Por outro lado, essas contínuas perdas de bola foram dando munições ao adversário, perito no ataque rápido e com Bruma em grande nível. Numa dessas saídas o SC Braga marca e adensa as dificuldades, beneficiando duplamente da apatia defensiva caseira.

Quando o ataque enfrenta dificuldades de progressão e finalização, a defesa ainda deve reforçar a guarda. O setor mais recuado depende muito mais da concentração e coordenação do que de qualquer talento ou técnica especial. Quando o momento é difícil e as coisas não saem, a estrutura lá atrás deve amparar o momento, garantindo a segurança defensiva da equipa. Foi o contrário.

Depois, e embora reagindo na segunda parte, de positivo, pouco mais do que o belo golo de Arthur Cabral que o faz reentrar seriamente na luta pelo onze. Agora é tempo de múltiplas teorias, já se sabe... Algum dos nossos sábios me explica o ciclo negativo do Manchester City?

ALVOROÇO GERAL

Dificilmente uma época futebolística decorre sem alterações exibicionais e só sorrisos, tal a complexa diversidade de fatores que acompanham a vida de uma equipa de futebol. Os três clubes que dominam o futebol português já viveram na primeira volta deste campeonato pronunciadas variações.

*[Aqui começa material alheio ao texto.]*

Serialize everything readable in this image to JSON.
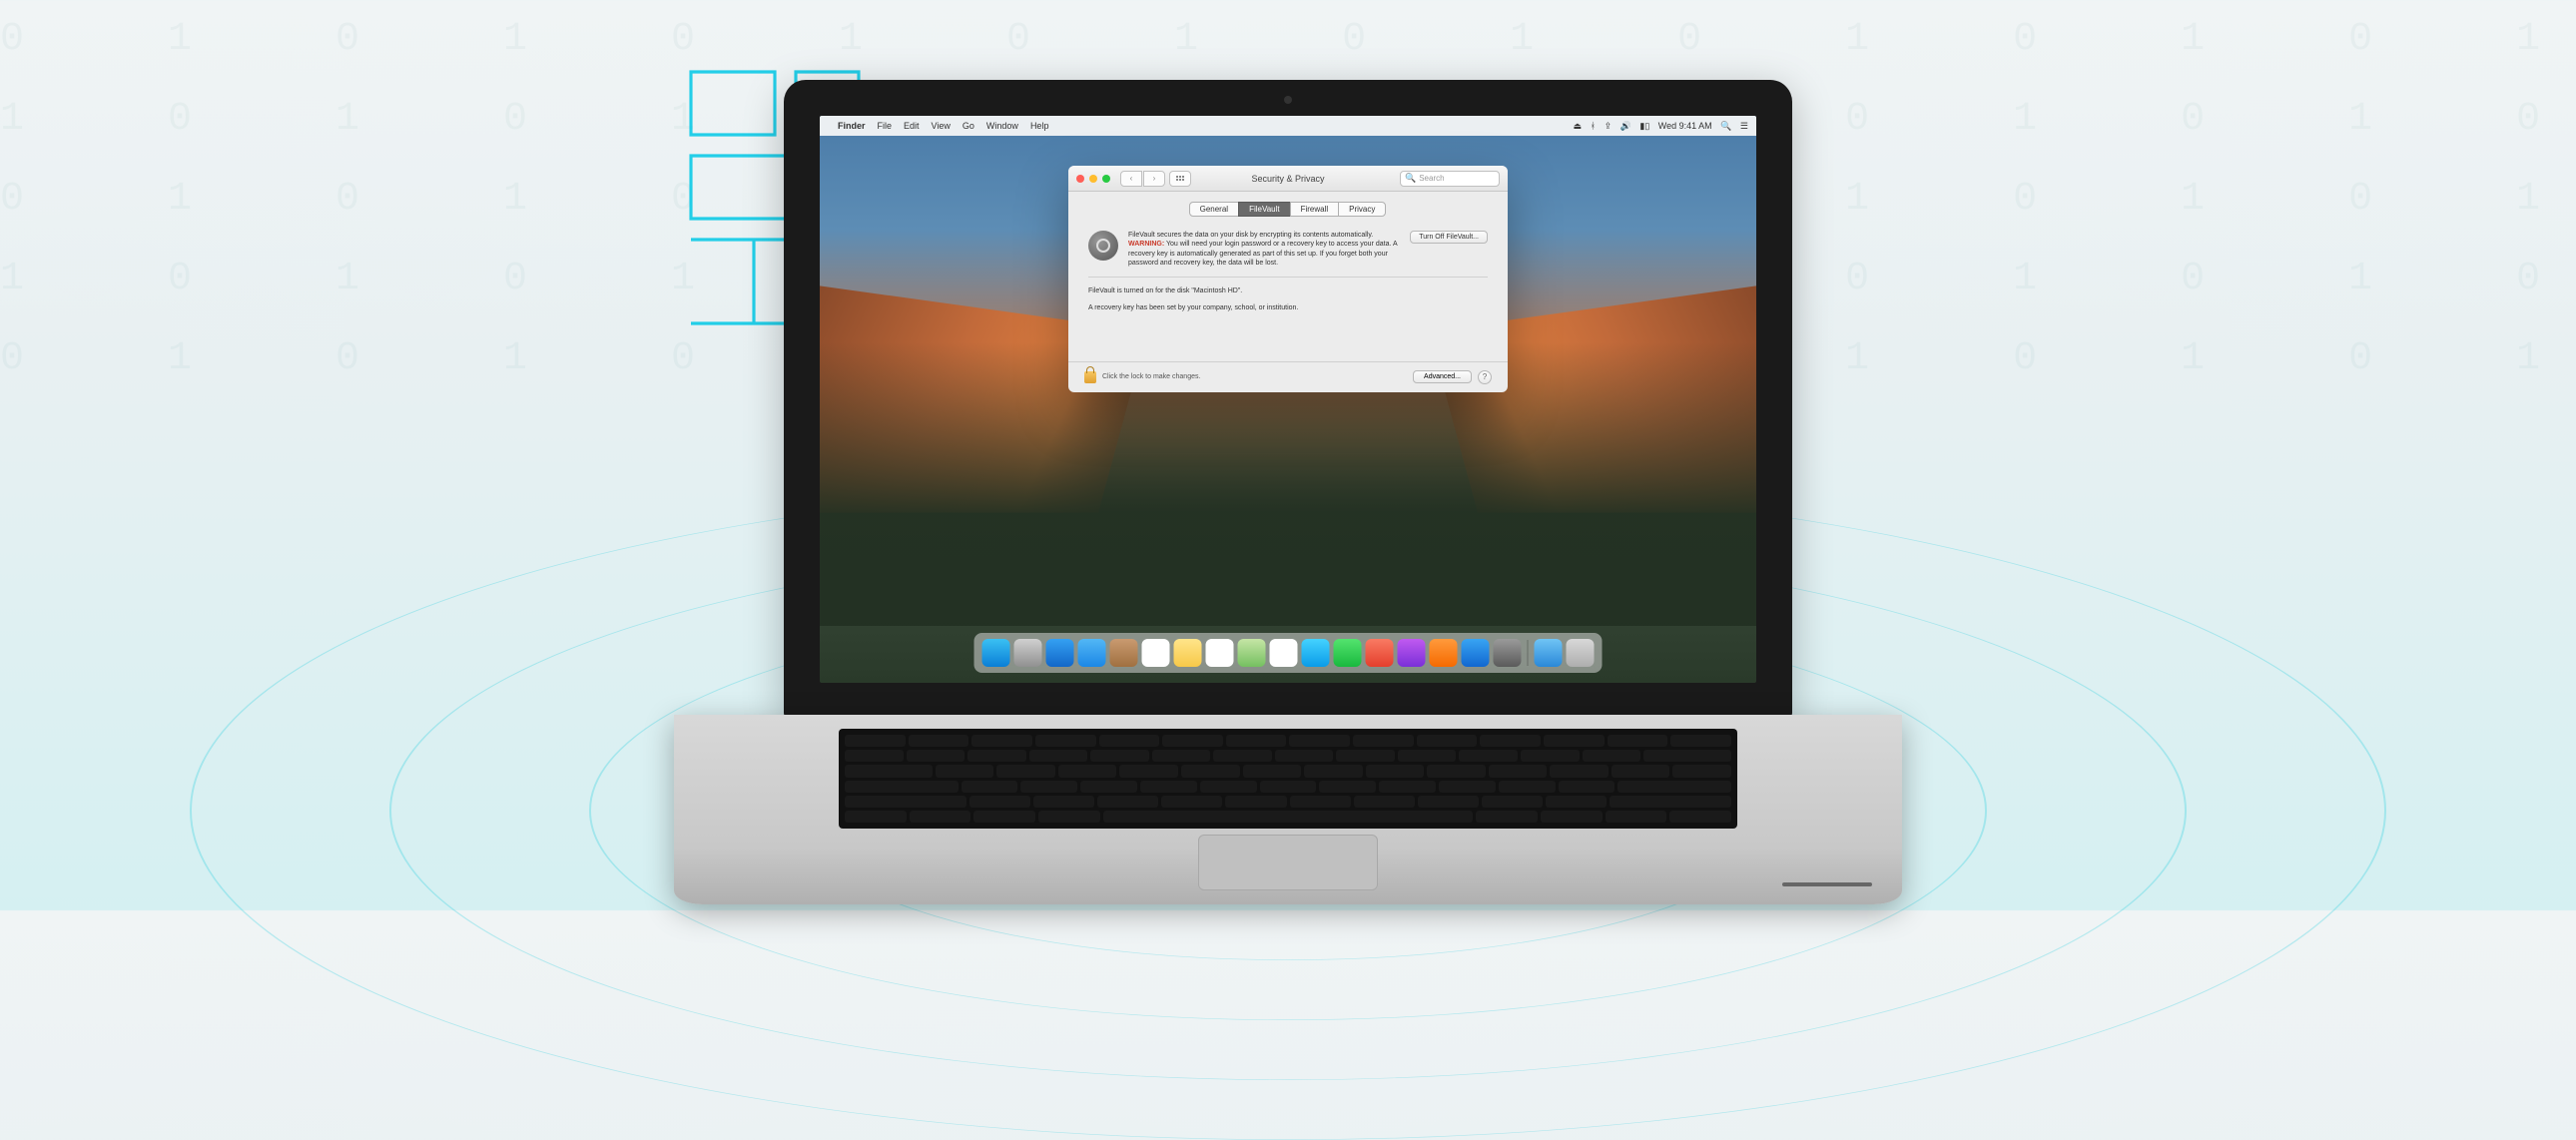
{
  "menubar": {
    "app": "Finder",
    "items": [
      "File",
      "Edit",
      "View",
      "Go",
      "Window",
      "Help"
    ],
    "clock": "Wed 9:41 AM"
  },
  "window": {
    "title": "Security & Privacy",
    "search_placeholder": "Search",
    "tabs": {
      "general": "General",
      "filevault": "FileVault",
      "firewall": "Firewall",
      "privacy": "Privacy"
    },
    "filevault_intro": "FileVault secures the data on your disk by encrypting its contents automatically.",
    "warning_label": "WARNING:",
    "warning_text": "You will need your login password or a recovery key to access your data. A recovery key is automatically generated as part of this set up. If you forget both your password and recovery key, the data will be lost.",
    "turn_off_label": "Turn Off FileVault...",
    "status_on": "FileVault is turned on for the disk \"Macintosh HD\".",
    "recovery_note": "A recovery key has been set by your company, school, or institution.",
    "lock_text": "Click the lock to make changes.",
    "advanced_label": "Advanced...",
    "help_label": "?"
  },
  "dock": {
    "items": [
      {
        "name": "finder",
        "color": "linear-gradient(#3ac0f3,#0a7ed6)"
      },
      {
        "name": "launchpad",
        "color": "linear-gradient(#d0d0d0,#909090)"
      },
      {
        "name": "safari",
        "color": "linear-gradient(#34a0f2,#1267c8)"
      },
      {
        "name": "mail",
        "color": "linear-gradient(#52b7f5,#1b87e6)"
      },
      {
        "name": "contacts",
        "color": "linear-gradient(#c99a70,#a07040)"
      },
      {
        "name": "calendar",
        "color": "#ffffff"
      },
      {
        "name": "notes",
        "color": "linear-gradient(#ffe58a,#f7c948)"
      },
      {
        "name": "reminders",
        "color": "#ffffff"
      },
      {
        "name": "maps",
        "color": "linear-gradient(#c5e5a5,#75c060)"
      },
      {
        "name": "photos",
        "color": "#ffffff"
      },
      {
        "name": "messages",
        "color": "linear-gradient(#44d2ff,#0a9be8)"
      },
      {
        "name": "facetime",
        "color": "linear-gradient(#53e36e,#19b93e)"
      },
      {
        "name": "photobooth",
        "color": "linear-gradient(#f97a63,#e43f2c)"
      },
      {
        "name": "itunes",
        "color": "linear-gradient(#c05af0,#7a2fd8)"
      },
      {
        "name": "ibooks",
        "color": "linear-gradient(#ff9a3c,#f56a00)"
      },
      {
        "name": "appstore",
        "color": "linear-gradient(#38a4f3,#1167d0)"
      },
      {
        "name": "preferences",
        "color": "linear-gradient(#9a9a9a,#5a5a5a)"
      }
    ],
    "after_sep": [
      {
        "name": "downloads",
        "color": "linear-gradient(#6fc4f5,#2a88d8)"
      },
      {
        "name": "trash",
        "color": "linear-gradient(#d8d8d8,#aeaeae)"
      }
    ]
  }
}
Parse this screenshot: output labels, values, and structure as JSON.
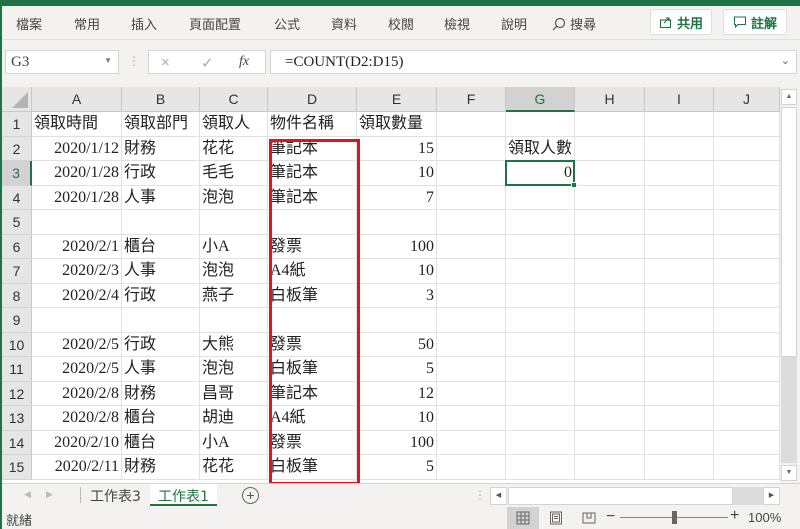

No futebol, já se sabe, os resultados provocam oscilações e as oscilações causam a agitação que regularmente observamos. A imprensa e os adeptos são também, como sabemos, atores que fazem parte e enfeitam este complexo fenómeno de instabilidade frequente (tipo Choupana).

Vejamos o primeiro cenário de 2024: o Sporting desceu do céu ao inferno, com a mudança de técnico. Já o FC Porto, fruto das alterações profundas que conseguiu (o uso do verbo conseguir é intencional...), atravessa uma fase de reorganização complicada, ante vários condicionalismos. O Benfica, por sua vez, recuperou da fase Schmidt de uma maneira tão retumbante que nem os mais otimistas esperariam.

Bem diferente é já o cenário do final de 2024: o Sporting, entretanto, fez render a vitória no dérbi e o FC Porto e os seus novos líderes conseguem agora respirar, depois de melhores resultados.

Voltando ao Benfica, a fase que atravessa sucede a outra em que tudo parecia fácil e ultrapassável, mesmo com pouco tempo de treino. O entusiasmo, a motivação e a dinâmica goleadora terão camuflado as dificuldades naturais que uma mudança técnica acaba por trazer.

Depois de um mau final de primeira volta, a consolidação de processos é um objetivo urgente e diário, mesmo com o tempo sempre contado pela densidade competitiva atual. O Benfica tenta agora recuperar de uma pré-época que não teve, mas numa fase adiantada e em diferente contexto de liderança técnica.

Com tudo isto, a história só vai a meio. A calma e apoio dos adeptos, a organização e o controlo emocional farão a diferença.

APOIO PRECIOSO

O assobio é manifestação bem portuguesa. Mesmo legítimo é aliado do adversário. As equipas e os jogadores, quando em dificuldade, não precisam desse som irritante e incómodo. Mesmo num estádio cheio, uma dúzia de adeptos que sejam conseguem, infelizmente, fazer-se ouvir e acumular a tensão do momento. Raro é o jogador que não se deixa afetar e um mal-estar multiplicado por onze é igual a toda uma equipa diminuída.

Lembro sempre Nené, talvez o jogador mais assobiado da história do clube, um goleador impenetrável difícil de imitar. Uma exceção que mais valia ser regra.